The village features a diverse range of residential architecture, ranging from beautiful 15th-century cottages through to modern housing. It includes five listed properties, including the Grade II listed Arborfield Court. The Swan Inn, formerly the local public house, closed its doors in 2019. Another prominent establishment in the village is the Grade II listed Bull Inn, located near a farm park. Additional amenities include a village store and a garage where drivers can get their cars washed. Historically, the village hosted an annual charitable music event, Rock in the Rec, held each summer on a Saturday until its discontinuation in 2010. The park is home to the Arborfield Football Club. The southern section of the village houses a Royal British Legion Club, while the Henry Street Garden Centre is located to the west. Educational services are provided by the Coombes Primary School, which is situated adjacent to the Coombes Woods.

=== Landmarks ===
There is a war memorial cross that commemorates the 31 people from Arborfield, Newland and Barkham who died or went missing in both world wars.

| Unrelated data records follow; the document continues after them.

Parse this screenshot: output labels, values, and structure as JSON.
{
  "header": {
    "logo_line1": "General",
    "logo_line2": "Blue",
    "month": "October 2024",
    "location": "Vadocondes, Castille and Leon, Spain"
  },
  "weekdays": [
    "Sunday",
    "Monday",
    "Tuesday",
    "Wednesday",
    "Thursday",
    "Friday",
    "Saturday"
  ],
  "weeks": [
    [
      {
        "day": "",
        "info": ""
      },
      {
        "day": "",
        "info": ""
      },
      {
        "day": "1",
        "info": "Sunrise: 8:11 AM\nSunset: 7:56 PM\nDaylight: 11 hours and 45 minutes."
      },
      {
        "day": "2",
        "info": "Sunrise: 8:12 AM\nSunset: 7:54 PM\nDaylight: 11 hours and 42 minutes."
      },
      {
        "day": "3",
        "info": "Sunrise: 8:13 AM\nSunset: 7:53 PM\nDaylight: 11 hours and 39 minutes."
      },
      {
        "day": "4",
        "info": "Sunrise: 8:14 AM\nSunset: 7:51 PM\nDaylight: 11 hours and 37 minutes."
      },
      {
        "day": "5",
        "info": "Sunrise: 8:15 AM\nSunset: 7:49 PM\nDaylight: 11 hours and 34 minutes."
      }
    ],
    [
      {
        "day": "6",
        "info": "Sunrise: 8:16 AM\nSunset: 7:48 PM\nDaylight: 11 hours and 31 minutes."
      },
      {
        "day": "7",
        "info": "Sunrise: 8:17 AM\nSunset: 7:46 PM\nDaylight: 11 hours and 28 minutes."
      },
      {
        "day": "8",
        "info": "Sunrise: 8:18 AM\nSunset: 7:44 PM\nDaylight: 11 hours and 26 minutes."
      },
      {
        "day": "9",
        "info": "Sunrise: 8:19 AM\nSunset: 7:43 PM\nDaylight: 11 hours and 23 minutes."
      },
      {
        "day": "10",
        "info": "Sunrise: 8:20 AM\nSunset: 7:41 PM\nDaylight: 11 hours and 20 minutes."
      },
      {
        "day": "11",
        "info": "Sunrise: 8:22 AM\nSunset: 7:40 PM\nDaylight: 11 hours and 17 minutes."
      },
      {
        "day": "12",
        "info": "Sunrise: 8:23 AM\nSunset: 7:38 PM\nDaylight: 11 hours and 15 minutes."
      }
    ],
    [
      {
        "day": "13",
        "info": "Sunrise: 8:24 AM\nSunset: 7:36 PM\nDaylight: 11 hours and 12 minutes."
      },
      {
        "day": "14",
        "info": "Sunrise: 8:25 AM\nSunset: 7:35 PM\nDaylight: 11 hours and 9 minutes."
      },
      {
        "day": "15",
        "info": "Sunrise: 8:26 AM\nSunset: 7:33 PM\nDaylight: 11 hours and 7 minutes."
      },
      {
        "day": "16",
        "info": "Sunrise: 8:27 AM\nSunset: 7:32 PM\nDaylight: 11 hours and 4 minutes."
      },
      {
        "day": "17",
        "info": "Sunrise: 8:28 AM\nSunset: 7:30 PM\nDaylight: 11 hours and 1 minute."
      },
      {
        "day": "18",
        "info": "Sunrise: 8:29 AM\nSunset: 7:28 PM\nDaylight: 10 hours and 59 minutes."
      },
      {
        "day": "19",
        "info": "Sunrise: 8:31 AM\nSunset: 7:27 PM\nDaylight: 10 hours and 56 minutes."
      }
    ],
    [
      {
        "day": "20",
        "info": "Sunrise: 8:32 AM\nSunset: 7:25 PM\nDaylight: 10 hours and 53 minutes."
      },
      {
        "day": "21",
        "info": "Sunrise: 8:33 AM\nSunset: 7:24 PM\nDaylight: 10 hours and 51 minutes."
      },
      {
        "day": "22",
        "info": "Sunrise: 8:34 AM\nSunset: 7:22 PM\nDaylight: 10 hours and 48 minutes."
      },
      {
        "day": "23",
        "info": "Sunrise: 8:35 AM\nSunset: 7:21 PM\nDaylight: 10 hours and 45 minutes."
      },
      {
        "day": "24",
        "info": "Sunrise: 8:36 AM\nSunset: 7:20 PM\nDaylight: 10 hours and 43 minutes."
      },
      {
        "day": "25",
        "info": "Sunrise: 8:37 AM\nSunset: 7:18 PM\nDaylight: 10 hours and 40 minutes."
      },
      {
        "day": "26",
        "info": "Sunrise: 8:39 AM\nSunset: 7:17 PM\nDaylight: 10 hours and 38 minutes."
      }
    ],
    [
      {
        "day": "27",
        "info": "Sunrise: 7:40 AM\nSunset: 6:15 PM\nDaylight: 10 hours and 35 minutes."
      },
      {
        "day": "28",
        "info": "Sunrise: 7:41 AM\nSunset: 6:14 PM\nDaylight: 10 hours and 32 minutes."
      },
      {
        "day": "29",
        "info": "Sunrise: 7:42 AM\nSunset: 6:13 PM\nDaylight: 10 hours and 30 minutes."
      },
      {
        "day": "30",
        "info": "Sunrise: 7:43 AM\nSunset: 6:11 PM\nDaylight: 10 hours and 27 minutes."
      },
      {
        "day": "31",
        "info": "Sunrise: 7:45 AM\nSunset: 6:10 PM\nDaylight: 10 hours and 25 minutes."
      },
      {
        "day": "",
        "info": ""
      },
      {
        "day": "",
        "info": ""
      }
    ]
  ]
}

A Cold War remnant was found near the village in 2019. An Underground Monitoring Post was excavated during archaeological works. It is believed to be built in 1961 as part of the United Kingdom Warning and Monitoring Organisation and operated until 1968. An above-ground observation post traces its origins to 1936.

== Transport ==
Reading Buses operates bus transport in Arborfield Cross. The village is connected to the local towns of Wokingham and Reading with the Leopard 3 service. Horseman Coaches operates two infrequent bus services, the 145 and 244, connecting Arborfield to Winnersh.

==Royal Connection==
In the winter of 1924, The Prince of Wales (later Edward VIII and Duke of Windsor) suffered a heavy fall at the first fence of a race for Lord Cavan's Cup held at the Arborfield Cross Point-to-Point meeting. The Prince, who was known for his daredevil horsemanship, something that his father, George V, tried to stop, was concussed for approximately half an hour. This led to questions being raised in the House of Commons as to the safe well-being of the Prince, and the Prime Minister wrote to the Prince on 19 March 1924, appealing to the Prince to give up competitive riding. A subsequent letter to the Prince from his father, dated 30 March 1924, asked for similar but confirmed that the Prince could still enjoy hunting and playing polo.